As frequent visitors Pascal and Mike both note in comments on my "Theocracy Slur" item, it is clear that the old terms Left and Right do not apply in the post-Cold War world but that there are nonetheless still two very different mindsets operating in the West.
One could see these two minds as representing ends of a continuum, with most people somewhere near the middle of one side or the other (sort of a dual bell curve, with one bell on each side of the neutral or zero mark), but clearly there is a great difference between the mentality that embraces abortion and the one that abhors it; the one that presses for schemes of world government and the one that supports national sovereignty and individual and community autonomy; the one that believes national citizenship should ideally be granted to anyone who wants it and the one that believes in working for national cultural unity; the one that stresses government income redistribution by force and the one that regards private property as sacrosanct, and so on.
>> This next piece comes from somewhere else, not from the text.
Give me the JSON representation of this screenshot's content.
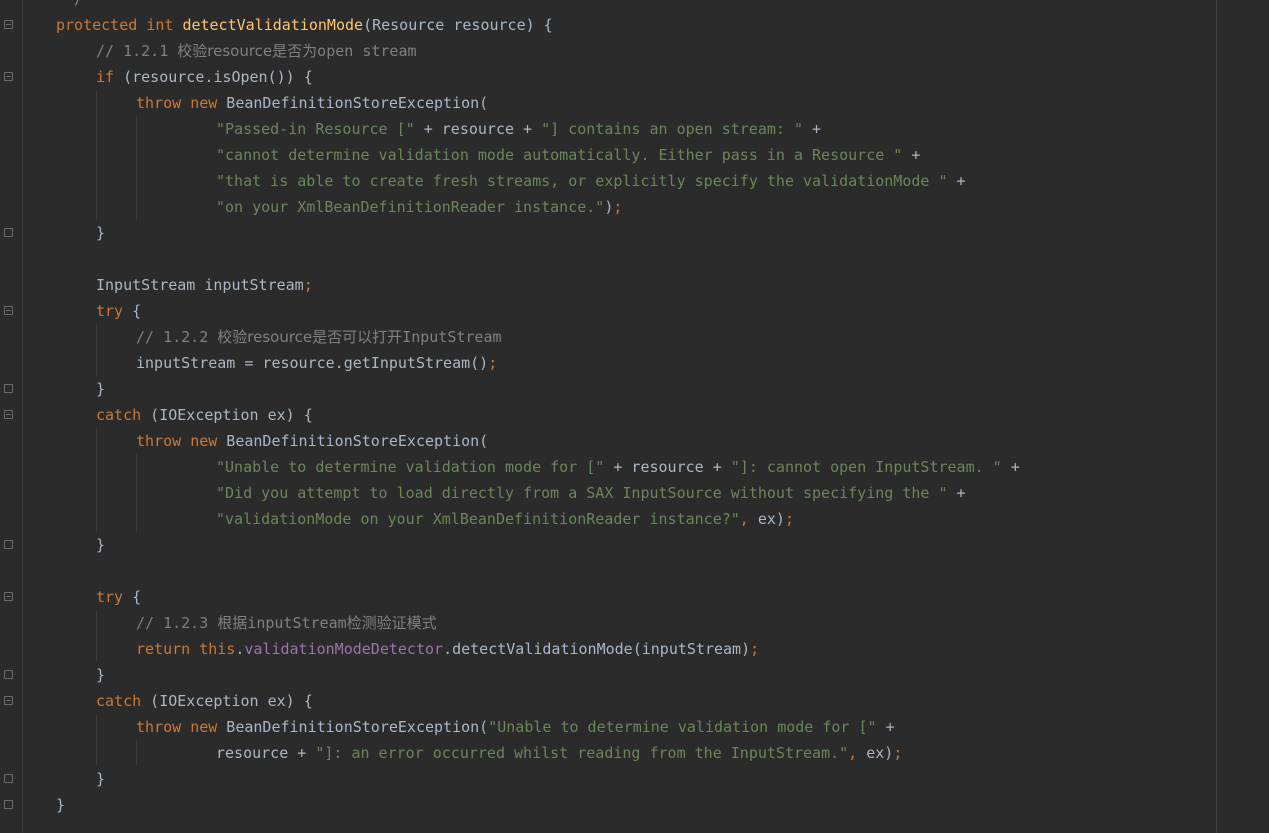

In fact, statism and (classical liberalism) can easily be seen as the outcomes of these two mentalities, not the fundamental source of the major conflicts within the West over the past few decades.
It is tempting to think that one side tends to think in terms of what is best for society and the other what is best for the individual. That is the way most people characterized the two sides during the century past: individualism and collectivism.
This goes back to the Enlightenment-era differences between the British/Scottish/American concern for individual rights and the Continental belief in the primacy of the General Will.
But this distinction doesn’t wash today, nor did it do so during the past century. The same mind that favors economic redistribution, an obviously collectivist orientation, also favors the freeing of mentally unstable persons, a definitely individualist approach. And the same mind that presses for free markets often approves of community authority over how much public indecency to allow.
It it still not quite clear, then, exactly what constitutes the two separate minds.
Or is it?
Perhaps the difference between the two ends of the continuum is perfectly evident, but neither side wishes to admit it.
As I wrote in my article for the Fall 2006 issue of Orbis magazine, there appear to have been two main streams of thought throughout the history of Western civilization.
One stream comes from Greece and Rome, and the other from Calvary. The Western world, sometimes known as Christendom, has always vacillated between the two, with one stream sometimes sweeping history in its direction, and sometimes the other being predominant. Western history is in fact the record of the intellectual turbulence created and sustained by these two currents. To understand where we are today, we have to understand the nature of these two streams and where each would lead us.
I believe that we are at another point in history in which we may well be in transition between dominance by one of the two streams, as during the Renaissance and Enlightenment eras. Such periods are times of great intellectual and cultural tumult, and we are certainly experiencing a highl level of such turbulence these days. Hence, a further investigation of the nature of these two streams and their current manifestations is in order, and I shall provide it in coming installments on this site.
I second Lars. But rather than weeks, it’s been years.
I think I may have latched upon a key clue for a universal set theory if you will (Malthusianism predates Marxism), but I’m still missing something. /understatement.
I’m very grateful for the company.
I look forward to reading this series. I’ve been trying to think my way through the very same problem for the last few weeks, and I know I’m missing something.